On the 18th of November, 2025, a significant outage rippled through Cloudflare’s global network starting at 11:20 UTC. Users attempting to access numerous websites behind the Cloudflare network encountered error pages stemming from internal network failures. Unlike previous incidents of cyber attacks or malicious intrusions, this outage was traced to an internal system misconfiguration, specifically, a change in permissions on one of Cloudflare’s ClickHouse database clusters. The result was a cascade of errors that brought core network traffic routing to a standstill for several hours.
What Went Wrong: The Bot Management Feature File Trigger
This outage was rooted in a seemingly simple internal change, a permissions update in Cloudflare’s ClickHouse distributed database environment changed how system tables were queried, resulting in a “feature file” used by Cloudflare’s Bot Management system growing unexpectedly large. This file contains machine learning model features essential for distinguishing legitimate traffic from automated bots. The inflated file size surpassed software limits designed for performance optimization, triggering system failures across the network’s core proxy systems.
Ripple Effects: Network and Service Disruptions
The failure of the Bot Management system caused widespread HTTP 5xx errors, the server error class that reflects internal system difficulties. This disruption affected critical Cloudflare products dependent on core proxy functions, including Workers KV, a key-value store essential for stateful applications, and Access, affecting user authentication flow. While Cloudflare’s dashboard remained mostly operational, login issues arose linked to the malfunctioning Turnstile captcha service, affecting user sessions and administrative control.

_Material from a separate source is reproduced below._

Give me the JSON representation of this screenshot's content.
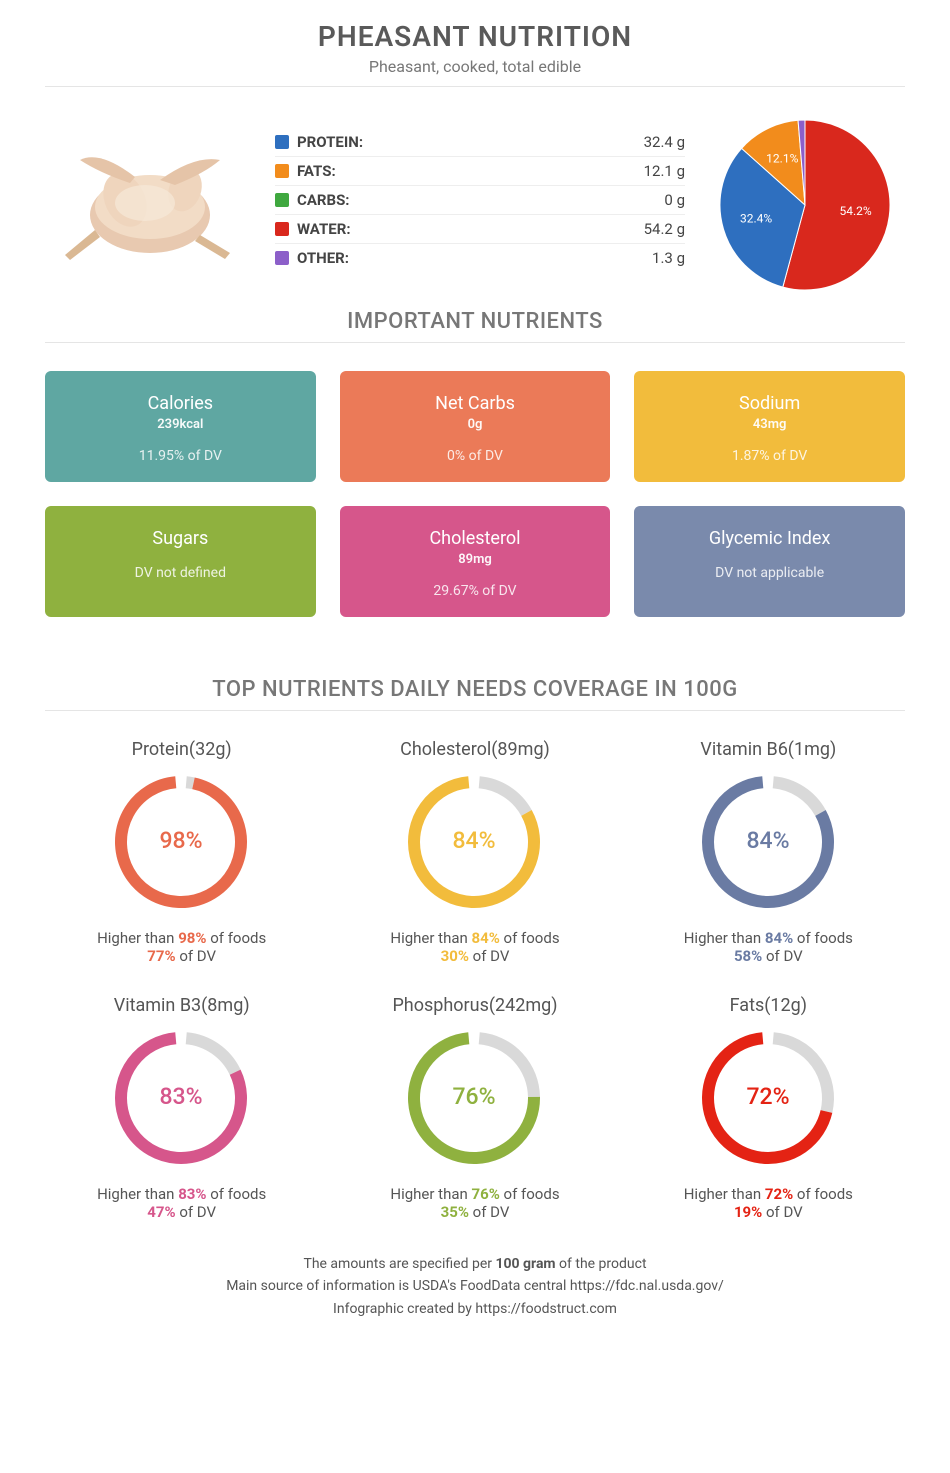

Cloudflare’s attempt to diagnose initially suspected a hyper-scale DDoS attack due to surges in traffic and the simultaneous outage of its independent status page which is hosted off-site. However, investigation soon pointed conclusively to the feature file issue stemming from the software changes. The changing state of network health, sometimes recovering, then failing again, made initial analysis complex, as partial propagations of the file led to fluctuating fault behaviors across the distributed systems.
Recovery and Lessons Learned
Cloudflare swiftly halted the propagation of the malformed feature file and restored a previously known good version shortly after 14:30 UTC. Full traffic flow was achieved by 17:06 after a multi-hour recovery effort involving staged service restarts and load management. The team’s incident response revealed a rare yet critical failure mode in the coordination of distributed system permissions and highlighted opportunities for enhanced fault tolerance and operational safeguards.
As a result, Cloudflare is committing to hardening configuration file ingestion protocols, enabling global “kill switch” capabilities for feature deployments, and tightening error handling to avoid cascading failures. This incident, acknowledged as Cloudflare’s most severe outage since 2019, serves as a sobering reminder of the fragility of modern internet infrastructure and the challenges of operating at global scale.